Voltei hehe
Dá uma olhada nessa imagem aqui:

- (UEPG) 2018 Ves.inv fis. questão 33 - Um pêndulo.png (27.39 KiB) Exibido 2221 vezes
[tex3]\text{h}_{\text{A}} =[/tex3] altura inicial de onde o pêndulo é abandonado
[tex3]\alpha =[/tex3] ângulo inicial de abertura
[tex3]l =[/tex3] comprimento do pêndulo
[tex3]08) \,[/tex3] Verdadeiro. Vamos considerar que não há inicialmente uma perca de energia. Assim, podemos escrever que a energia em
[tex3]\text{A}[/tex3] é a mesma que em
[tex3]\text{B}:[/tex3]
[tex3]\text{E}_{\text{m B}} = \text{E}_{\text{m A}} \,\,\,\, \Rightarrow \,\,\,\, \text{E}_{\text{c B}} + \text{E}_{\text{p B}} = \text{E}_{\text{c A}} + \text{E}_{\text{p A}} [/tex3]
Considerando que o pêndulo é abandonado do repouso,
[tex3]\text{E}_{\text{c A}} =0:[/tex3]
[tex3]\text{E}_{\text{c B}} + \text{E}_{\text{p B}} = \text{E}_{\text{c A}} + \text{E}_{\text{p A}} \,\,\,\, \Rightarrow \,\,\,\, \frac{\text{m} \text{v}^2_{\text{B 1}}}{2} + 0 = \text{m} \text{g} \text{h}_{\text{A}},[/tex3]
lembre-se que
[tex3]\text{B}[/tex3] é o nível referencial para a energia potencial gravitacional, por isso
[tex3]\text{E}_{\text{p B}} = 0.[/tex3]
Desenvolvendo, calculamos
[tex3]\text{v}_{\text{B}}:[/tex3]
[tex3]\frac{\text{m} \text{v}^2_{\text{B 1}}}{2} = \text{m} \text{g} \text{h}_{\text{A}} \,\,\,\, \Rightarrow \,\,\,\, \text{v}^2_{\text{B 1}} = 2\text{g}\text{h}_{\text{A}} \,\,\,\, \therefore \,\,\,\, \boxed{\text{v}_{\text{B 1} } = \sqrt{2\text{g}\text{h}_{\text{A}} }}[/tex3]
Há uma observação importante a ser feita: esse resultado não está correto pois ocorre perca de energia devido à força de resistência do ar. Então, a velocidade no ponto
[tex3]\text{B}[/tex3] será um valor menor que o mostrado na equação acima.

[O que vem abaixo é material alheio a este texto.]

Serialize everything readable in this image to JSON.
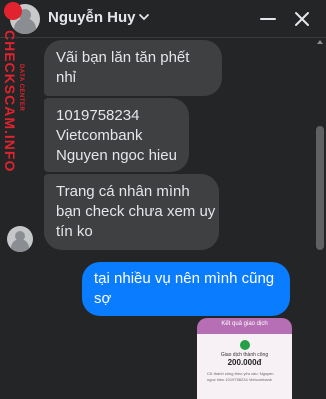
{
  "header": {
    "contact_name": "Nguyễn Huy",
    "minimize_icon": "minus-icon",
    "close_icon": "close-icon",
    "chevron_icon": "chevron-down-icon"
  },
  "watermark": {
    "main": "CHECKSCAM.INFO",
    "sub": "DATA CENTER"
  },
  "messages": {
    "incoming": [
      {
        "lines": [
          "Vãi bạn lăn tăn phết",
          "nhỉ"
        ]
      },
      {
        "lines": [
          "1019758234",
          "Vietcombank",
          "Nguyen ngoc hieu"
        ]
      },
      {
        "lines": [
          "Trang cá nhân mình",
          "bạn check chưa xem uy",
          "tín ko"
        ]
      }
    ],
    "outgoing": [
      {
        "lines": [
          "tại nhiều vụ nên mình cũng",
          "sợ"
        ]
      }
    ]
  },
  "attachment": {
    "title": "Kết quả giao dịch",
    "status": "Giao dịch thành công",
    "amount": "200.000đ",
    "detail": "CK thành công theo yêu cầu: Nguyen ngoc hieu 1019758234 Vietcombank"
  },
  "colors": {
    "background": "#242526",
    "incoming_bubble": "#3e4042",
    "outgoing_bubble": "#0a7cff",
    "watermark": "#e0232e"
  }
}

Perceba, agora, que na próxima oscilação, a altura inicial será inicial
[tex3]0,81\text{h}_{\text{A}}, \,[/tex3] pois ela é
[tex3]81\%[/tex3] da anterior
[tex3](\text{h}_{\text{A}}).[/tex3]
Calculamos, assim, que a partir da primeira oscilação, a velocidade máxima, que ocorre sempre no ponto
[tex3]\text{B}, \,[/tex3] será:
[tex3]\text{v}_{\text{B 2}} = \sqrt{2\text{g}\cdot 0,81\text{h}_{\text{A}} } \,\,\,\, \Rightarrow \,\,\,\,\text{v}_{\text{B 2}} = \sqrt{81 \cdot 10^{-2} \cdot 2\text{g}\text{h}_{\text{A}} } \,\,\,\, \Rightarrow \,\,\,\, \boxed{\text{v}_{\text{B 2}} = 0,9\sqrt{2\text{g}\text{h}_{\text{A}}}} [/tex3]
Ou seja,
[tex3]\text{v}_{\text{B 2}} = 0,9\underbrace{ \sqrt{2\text{g}\text{h}_{\text{A}}} }_{ \text{v}_{\text{B 1}} } \,\,\,\, \Rightarrow \,\,\,\, \boxed{\text{v}_{\text{B 2}} = 0,9\text{v}_{\text{B 1}}}[/tex3]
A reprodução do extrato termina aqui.